Susana Graça teria sido a quarta titular do cargo desde que o actual Governo entrou em funções – não chegará a sê-lo porque, logo após o anúncio da nomeação (a decisão e a contra-decisão chegaram às redacções com cinco horas e 11 minutos de intervalo), a ministra tomou conhecimento de que a pessoa que escolhera tem um litígio com o organismo que iria passar a dirigir a 1 de Fevereiro.
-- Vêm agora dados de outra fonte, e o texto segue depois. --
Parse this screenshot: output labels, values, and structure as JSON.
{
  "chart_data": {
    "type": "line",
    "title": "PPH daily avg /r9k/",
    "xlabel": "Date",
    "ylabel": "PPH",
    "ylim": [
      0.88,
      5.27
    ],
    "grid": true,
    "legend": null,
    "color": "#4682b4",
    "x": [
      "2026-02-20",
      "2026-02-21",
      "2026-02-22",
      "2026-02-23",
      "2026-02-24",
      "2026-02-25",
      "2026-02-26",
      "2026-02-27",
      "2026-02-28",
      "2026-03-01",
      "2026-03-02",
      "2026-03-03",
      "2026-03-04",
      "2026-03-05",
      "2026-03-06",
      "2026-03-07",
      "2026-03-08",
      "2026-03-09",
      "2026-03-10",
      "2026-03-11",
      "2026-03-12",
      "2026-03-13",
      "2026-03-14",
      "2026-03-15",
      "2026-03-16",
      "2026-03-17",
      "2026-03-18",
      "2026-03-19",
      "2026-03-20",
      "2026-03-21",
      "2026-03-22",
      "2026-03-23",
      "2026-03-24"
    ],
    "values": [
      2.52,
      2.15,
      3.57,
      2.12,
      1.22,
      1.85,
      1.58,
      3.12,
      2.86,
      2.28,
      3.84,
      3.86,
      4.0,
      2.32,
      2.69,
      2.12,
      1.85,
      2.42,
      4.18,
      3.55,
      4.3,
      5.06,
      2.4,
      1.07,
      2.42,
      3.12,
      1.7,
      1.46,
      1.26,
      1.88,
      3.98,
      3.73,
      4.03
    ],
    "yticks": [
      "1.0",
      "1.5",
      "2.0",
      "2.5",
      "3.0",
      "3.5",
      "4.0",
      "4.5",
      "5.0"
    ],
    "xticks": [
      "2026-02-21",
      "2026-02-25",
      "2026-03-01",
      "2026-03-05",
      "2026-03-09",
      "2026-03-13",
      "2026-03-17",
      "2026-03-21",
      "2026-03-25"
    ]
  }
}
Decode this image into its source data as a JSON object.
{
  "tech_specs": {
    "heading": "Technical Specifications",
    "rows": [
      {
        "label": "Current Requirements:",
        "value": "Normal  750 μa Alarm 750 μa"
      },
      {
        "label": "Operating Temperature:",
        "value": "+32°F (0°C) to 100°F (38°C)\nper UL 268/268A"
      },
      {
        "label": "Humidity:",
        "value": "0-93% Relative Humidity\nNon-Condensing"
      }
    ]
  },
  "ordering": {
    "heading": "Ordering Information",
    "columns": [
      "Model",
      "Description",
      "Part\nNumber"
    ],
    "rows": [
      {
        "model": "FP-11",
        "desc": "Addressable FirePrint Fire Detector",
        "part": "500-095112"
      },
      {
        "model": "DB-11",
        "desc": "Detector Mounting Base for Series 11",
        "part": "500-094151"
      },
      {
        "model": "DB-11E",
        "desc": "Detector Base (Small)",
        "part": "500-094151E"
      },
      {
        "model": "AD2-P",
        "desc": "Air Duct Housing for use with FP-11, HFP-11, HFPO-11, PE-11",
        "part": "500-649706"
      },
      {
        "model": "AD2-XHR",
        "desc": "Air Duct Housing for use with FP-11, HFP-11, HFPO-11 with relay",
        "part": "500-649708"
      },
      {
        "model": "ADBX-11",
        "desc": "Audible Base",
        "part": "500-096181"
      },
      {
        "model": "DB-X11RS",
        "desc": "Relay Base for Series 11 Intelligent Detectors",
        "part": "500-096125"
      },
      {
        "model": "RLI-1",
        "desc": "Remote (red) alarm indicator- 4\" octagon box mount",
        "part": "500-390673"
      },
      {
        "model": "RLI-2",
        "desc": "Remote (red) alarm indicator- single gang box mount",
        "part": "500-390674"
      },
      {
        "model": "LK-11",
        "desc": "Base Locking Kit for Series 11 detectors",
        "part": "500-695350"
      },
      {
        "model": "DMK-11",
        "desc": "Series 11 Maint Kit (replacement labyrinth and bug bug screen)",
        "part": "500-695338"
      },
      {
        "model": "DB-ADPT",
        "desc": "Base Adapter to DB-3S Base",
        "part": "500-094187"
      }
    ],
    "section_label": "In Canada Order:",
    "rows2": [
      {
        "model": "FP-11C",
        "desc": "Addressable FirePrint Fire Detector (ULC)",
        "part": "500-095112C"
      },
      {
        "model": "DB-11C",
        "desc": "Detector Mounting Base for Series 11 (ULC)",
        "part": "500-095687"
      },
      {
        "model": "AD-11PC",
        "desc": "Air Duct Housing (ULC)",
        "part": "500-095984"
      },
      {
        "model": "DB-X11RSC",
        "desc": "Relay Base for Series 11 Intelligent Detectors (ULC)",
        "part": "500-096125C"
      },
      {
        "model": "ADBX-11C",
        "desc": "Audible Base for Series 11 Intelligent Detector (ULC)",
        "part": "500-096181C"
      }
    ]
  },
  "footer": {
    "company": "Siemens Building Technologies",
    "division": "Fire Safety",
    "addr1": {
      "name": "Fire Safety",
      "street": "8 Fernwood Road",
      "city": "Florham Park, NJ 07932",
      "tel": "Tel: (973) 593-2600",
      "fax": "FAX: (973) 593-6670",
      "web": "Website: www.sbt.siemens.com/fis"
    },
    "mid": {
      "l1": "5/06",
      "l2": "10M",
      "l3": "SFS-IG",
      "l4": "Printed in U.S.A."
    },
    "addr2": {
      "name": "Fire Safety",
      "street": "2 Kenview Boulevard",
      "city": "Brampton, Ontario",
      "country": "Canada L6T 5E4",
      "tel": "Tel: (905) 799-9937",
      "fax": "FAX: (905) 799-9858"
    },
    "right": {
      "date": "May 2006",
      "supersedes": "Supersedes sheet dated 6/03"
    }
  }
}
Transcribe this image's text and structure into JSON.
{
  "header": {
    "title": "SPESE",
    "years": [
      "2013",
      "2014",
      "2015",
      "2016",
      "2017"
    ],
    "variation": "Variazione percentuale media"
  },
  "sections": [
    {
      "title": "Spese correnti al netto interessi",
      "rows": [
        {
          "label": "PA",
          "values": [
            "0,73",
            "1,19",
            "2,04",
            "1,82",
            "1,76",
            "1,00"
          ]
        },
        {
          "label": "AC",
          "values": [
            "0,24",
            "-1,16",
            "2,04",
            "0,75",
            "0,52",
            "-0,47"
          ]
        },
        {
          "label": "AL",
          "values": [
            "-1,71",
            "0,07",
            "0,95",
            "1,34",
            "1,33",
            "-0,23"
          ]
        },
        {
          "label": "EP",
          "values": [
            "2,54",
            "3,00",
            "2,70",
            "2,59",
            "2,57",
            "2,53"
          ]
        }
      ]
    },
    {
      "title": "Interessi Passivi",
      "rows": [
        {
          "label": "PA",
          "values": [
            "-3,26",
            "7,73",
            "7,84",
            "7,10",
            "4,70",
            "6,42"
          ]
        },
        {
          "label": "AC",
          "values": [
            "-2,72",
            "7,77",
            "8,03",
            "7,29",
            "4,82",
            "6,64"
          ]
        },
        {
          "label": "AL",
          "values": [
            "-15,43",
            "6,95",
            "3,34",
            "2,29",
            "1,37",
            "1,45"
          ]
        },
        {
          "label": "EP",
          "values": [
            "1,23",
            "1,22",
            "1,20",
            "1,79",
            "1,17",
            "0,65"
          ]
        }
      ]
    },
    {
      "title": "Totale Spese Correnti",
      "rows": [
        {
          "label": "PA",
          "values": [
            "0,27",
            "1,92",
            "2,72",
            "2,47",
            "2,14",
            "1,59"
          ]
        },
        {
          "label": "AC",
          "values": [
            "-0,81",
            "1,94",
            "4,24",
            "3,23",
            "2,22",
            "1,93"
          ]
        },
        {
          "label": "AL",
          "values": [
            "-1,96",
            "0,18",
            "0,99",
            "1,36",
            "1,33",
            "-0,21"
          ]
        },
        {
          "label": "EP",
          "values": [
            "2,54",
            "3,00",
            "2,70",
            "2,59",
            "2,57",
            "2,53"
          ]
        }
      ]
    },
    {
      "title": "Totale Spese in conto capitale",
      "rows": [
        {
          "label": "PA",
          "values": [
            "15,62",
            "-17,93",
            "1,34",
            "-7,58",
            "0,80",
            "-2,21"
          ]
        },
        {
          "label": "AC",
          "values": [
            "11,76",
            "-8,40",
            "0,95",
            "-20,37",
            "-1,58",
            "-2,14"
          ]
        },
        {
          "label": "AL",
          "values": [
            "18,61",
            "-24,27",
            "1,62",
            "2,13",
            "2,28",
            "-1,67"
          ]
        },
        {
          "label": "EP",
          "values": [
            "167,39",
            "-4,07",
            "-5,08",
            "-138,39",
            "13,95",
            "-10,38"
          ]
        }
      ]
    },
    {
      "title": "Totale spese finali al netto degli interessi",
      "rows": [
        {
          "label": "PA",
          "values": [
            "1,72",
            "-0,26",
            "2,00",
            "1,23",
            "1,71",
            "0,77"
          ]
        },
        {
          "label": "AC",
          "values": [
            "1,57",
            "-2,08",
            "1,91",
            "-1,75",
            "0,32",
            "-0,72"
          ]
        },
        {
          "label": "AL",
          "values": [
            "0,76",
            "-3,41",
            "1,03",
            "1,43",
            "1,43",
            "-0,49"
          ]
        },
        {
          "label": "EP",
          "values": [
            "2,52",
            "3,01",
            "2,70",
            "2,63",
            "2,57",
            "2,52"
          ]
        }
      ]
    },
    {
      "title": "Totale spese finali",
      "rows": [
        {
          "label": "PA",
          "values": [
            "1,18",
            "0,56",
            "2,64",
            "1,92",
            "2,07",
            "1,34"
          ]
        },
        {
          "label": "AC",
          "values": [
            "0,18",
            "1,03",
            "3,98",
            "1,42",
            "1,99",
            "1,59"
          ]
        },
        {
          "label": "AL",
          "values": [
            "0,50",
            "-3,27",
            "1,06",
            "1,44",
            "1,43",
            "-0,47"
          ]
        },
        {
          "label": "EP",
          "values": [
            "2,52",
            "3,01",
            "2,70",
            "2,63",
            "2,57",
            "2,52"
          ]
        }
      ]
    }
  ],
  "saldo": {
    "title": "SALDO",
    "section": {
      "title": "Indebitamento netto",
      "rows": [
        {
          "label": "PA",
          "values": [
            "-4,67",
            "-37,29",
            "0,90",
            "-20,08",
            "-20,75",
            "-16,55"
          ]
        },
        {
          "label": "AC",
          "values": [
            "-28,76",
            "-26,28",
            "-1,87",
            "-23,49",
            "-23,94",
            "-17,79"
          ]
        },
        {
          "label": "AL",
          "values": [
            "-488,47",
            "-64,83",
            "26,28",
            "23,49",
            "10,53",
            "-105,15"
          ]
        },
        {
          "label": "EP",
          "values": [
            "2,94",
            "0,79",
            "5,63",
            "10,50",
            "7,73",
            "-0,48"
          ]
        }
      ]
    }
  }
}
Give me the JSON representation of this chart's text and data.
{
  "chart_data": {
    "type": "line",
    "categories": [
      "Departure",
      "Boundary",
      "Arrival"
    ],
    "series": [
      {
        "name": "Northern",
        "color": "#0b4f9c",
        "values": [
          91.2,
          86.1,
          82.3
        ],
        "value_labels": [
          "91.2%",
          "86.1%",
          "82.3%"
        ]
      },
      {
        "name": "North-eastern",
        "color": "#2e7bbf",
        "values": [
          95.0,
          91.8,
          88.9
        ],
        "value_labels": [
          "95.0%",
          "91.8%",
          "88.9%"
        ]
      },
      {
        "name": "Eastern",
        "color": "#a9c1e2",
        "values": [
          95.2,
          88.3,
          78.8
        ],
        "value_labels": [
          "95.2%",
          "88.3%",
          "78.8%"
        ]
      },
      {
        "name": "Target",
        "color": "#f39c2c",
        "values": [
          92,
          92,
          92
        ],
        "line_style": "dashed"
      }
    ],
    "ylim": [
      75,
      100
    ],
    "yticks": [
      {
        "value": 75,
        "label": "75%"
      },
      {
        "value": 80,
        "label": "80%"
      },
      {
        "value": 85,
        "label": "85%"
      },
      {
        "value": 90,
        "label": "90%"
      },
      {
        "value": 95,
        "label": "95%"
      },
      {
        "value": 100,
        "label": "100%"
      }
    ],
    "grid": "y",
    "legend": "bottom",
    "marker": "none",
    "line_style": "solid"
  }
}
Que a própria não o tenha comunicado à tutela antes de aceitar as funções é absurdo, mas será menos absurdo que os assessores jurídicos do Ministério da Cultura não tenham podido aperceber-se desse óbice antes do anúncio da passagem de testemunho, que Graça Fonseca disse à Lusa estar a ser preparada "há quase um mês"? E que os serviços da DGArtes – pressupondo que estavam a par de tão ponderada mudança – não tenham informado a ministra do processo judicial que lhes fora movido pela ex-futura-directora-geral?
Quando, daqui a poucos meses, voltar a entrar em campanha, António Costa não terá, numa área em que parecia condenado a fazer um brilharete depois do Governo Passos Coelho, muito de que possa gabar-se. Aprovou uma fracturante Lei do Cinema cuja regulamentação Graça Fonseca já admitiu que é preciso melhorar; aprovou um ainda mais fracturante modelo de apoio às artes cuja contestação se tornou viral ao ponto de até a oposição à direita ter podido cavalgá-la; e prepara-se (se não houver mais adiamentos) para aprovar um novo regime jurídico de autonomia para os museus consensualmente considerado insuficiente.
Em Outubro, a nomeação de Graça Fonseca para tomar conta de uma pasta em que António Costa já tinha errado duas vezes (primeiro com João Soares, depois com Luís Filipe Castro Mendes) parecia servir a narrativa de que o primeiro-ministro queria apenas alguém que lhe desse a garantia de resolver problemas, em vez de os criar. Mas o capital com que a nova ministra podia compensar a desvantagem de ter um conhecimento residual da área que veio tutelar – o domínio perfeito da máquina administrativa do Estado, essencial para desbloquear dossiers com a complexidade do novo regime para os museus, que o Governo não se pode dar ao luxo de não concretizar antes de sair de cena, e para dar estabilidade a organismos cruciais como a DGArtes – esvaziou-se esta sexta-feira, após a atribulada notícia da nomeação que não chegou a sê-lo.
Desconcertante é a primeira palavra que vem à cabeça quando se faz rewind aos últimos três anos e meio de governação cultural, mas começa a ser pouco: é possível que este Ministério da Cultura não tenha pura e simplesmente conserto. A sorte, para António Costa, é que terá mais quatro anos para voltar a tentar.